In questo suo ultimo volume invece Veniero affronta due temi: “Identità e destino di ‘Homo Sapiens’” e “L’avvenire del diritto penale”. Ci concentriamo sul primo capitolo, perché in queste poche pagine Accreman ci racconta le sue scelte di vita, il suo pensiero filosofico, e ci manda il suo saluto finale (quasi avesse sentito che la fine era ormai vicina).
“Ho creduto nel comunismo e nella democrazia. Essere legislatore mi ha sempre riempito di entusiasmo”. Nel corso delle tre legislature in cui fu parlamentare (dal 1963 al 1976) Accreman, oratore straordinario, intervenne 90 volte e firmò 22 progetti di legge.
“Chi non si è mai chiesto: qual è il senso del nostro vivere?” La risposta nasce da questa affermazione: “più cresce il sapere, più l’orizzonte diventa ampio”. “Al contrario dell’evoluzione biologica – che è lentissima – la Cultura evolve con rapidità straordinaria. Nel ventesimo secolo la crescita è stata vertiginosa. Le basi di tale crescita sono il sapere scientifico e l’innovazione tecnologica, che ne è figlia”. Sulla base della Cultura Accreman ha un moto di rifiuto netto, e parole durissime, verso l’Islam: “L’Islam ha una riserva enorme di uomini, che peraltro vivono in un involucro di incultura assoluta. La cultura dell’Islam consiste solo nella conoscenza di alcuni versetti del Corano, che promettono il Paradiso a chi uccide gli infedeli”. Sono certo che queste poche affermazioni (ma nel libro ce ne sono altre di questo tenore), lui vivo, avrebbero dato vita ad un dibattito serrato e, forse, feroce. Ma Veniero non si sarebbe certamente tirato indietro.
E ancora: “Il nostro Pensiero – nel XX secolo – ha accumulato più conoscenze che in tutta la Storia precedente. Siamo gli artefici del nostro Destino con ogni atto che compiamo. Siamo l’unica specie che ha creato civiltà”. “La nostra Storia ha conosciuto e conosce crudeltà, sofferenze, superstizioni. Ma solo noi Umani abbiamo attribuito un valore all’Individuo: solo noi godiamo della Bellezza della Natura; solo noi proviamo compassione per i nostri simili. Solo noi riconosciamo il Male nella sofferenza dell’innocente; e riconoscere quel Male ci dà la vertigine”.
E conclude, lanciandoci il suo ultimo saluto: “And now? Posso guardare dentro di me senza imbarazzo. Non ho commesso grandi viltà. Mi hanno sempre indignato l’ingiustizia, la falsità, il servilismo; non ho mai sopportato la gioia immonda. Quando ho potuto, ho dato il pane all’affamato e vestito l’ignudo”. Un addio laico, da pensatore stoico cosciente del ruolo svolto e della fragilità umana. Il voto che si è assegnato alla fine per l’insieme della sua vita è “Sufficit”, sufficiente.

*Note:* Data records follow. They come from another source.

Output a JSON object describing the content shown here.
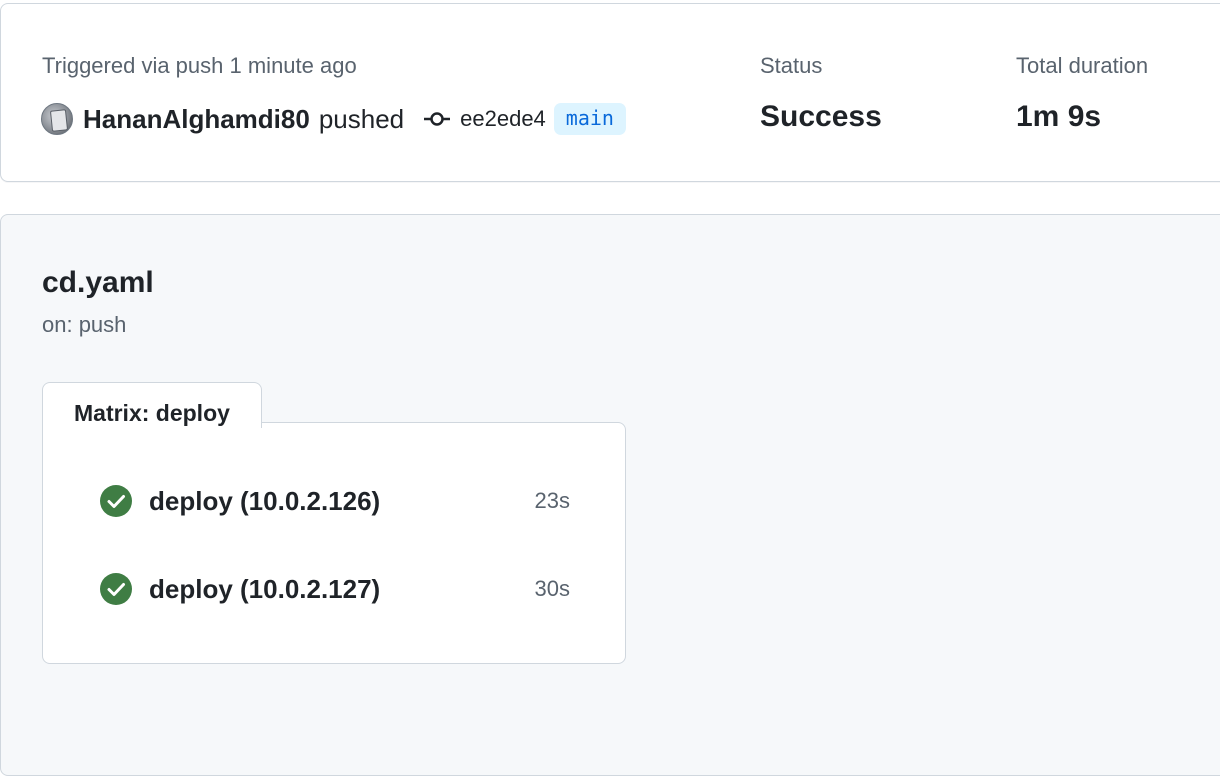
{
  "summary": {
    "trigger_text": "Triggered via push 1 minute ago",
    "actor_name": "HananAlghamdi80",
    "action_word": "pushed",
    "commit_sha": "ee2ede4",
    "branch": "main",
    "status_label": "Status",
    "status_value": "Success",
    "duration_label": "Total duration",
    "duration_value": "1m 9s"
  },
  "workflow": {
    "file_name": "cd.yaml",
    "trigger": "on: push",
    "matrix_title": "Matrix: deploy",
    "jobs": [
      {
        "name": "deploy (10.0.2.126)",
        "duration": "23s",
        "status": "success",
        "icon": "check-circle-fill-icon"
      },
      {
        "name": "deploy (10.0.2.127)",
        "duration": "30s",
        "status": "success",
        "icon": "check-circle-fill-icon"
      }
    ]
  },
  "colors": {
    "success": "#3f7d44",
    "branch_bg": "#ddf4ff",
    "branch_fg": "#0969da",
    "muted_text": "#59636e",
    "panel_bg": "#f6f8fa"
  }
}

Alla fine dei due saggi, due “chicche”: le due arringhe malatestiane pronunciate nel corso del processo a Sigismondo Malatesti (l’1 settembre 2006 alla Rocca Malatestiana), in cui Veniero svolse il ruolo del difensore del Signore di Rimini contro il suo acerrimo nemico Papa Pio II. Il voto del pubblico presente (quasi mille persone) diede ragione a Veniero e assolse Sigismondo (800 voti contro 200). Invece nel processo a Gianciotto (il 22 maggio 2010 nella Sala de L’Arengo), accusato dell’uxoricidio di Francesca e di fratricidio di Paolo, la difesa svolta da Veniero non fu sufficiente a vincere e Gianciotto venne condannato ai lavori forzati. Due divertissement storici, ma in cui emergono con grande rilevanza la grande cultura classica e storica di Veniero e la sua arte giuridica, oltre che la sua abilità oratoria. L’uomo Accreman era tutto questo. Ed è per questo che già oggi manca alla Città, e probabilmente ancora di più questa sua assenza si avvertirà nel prossimo futuro.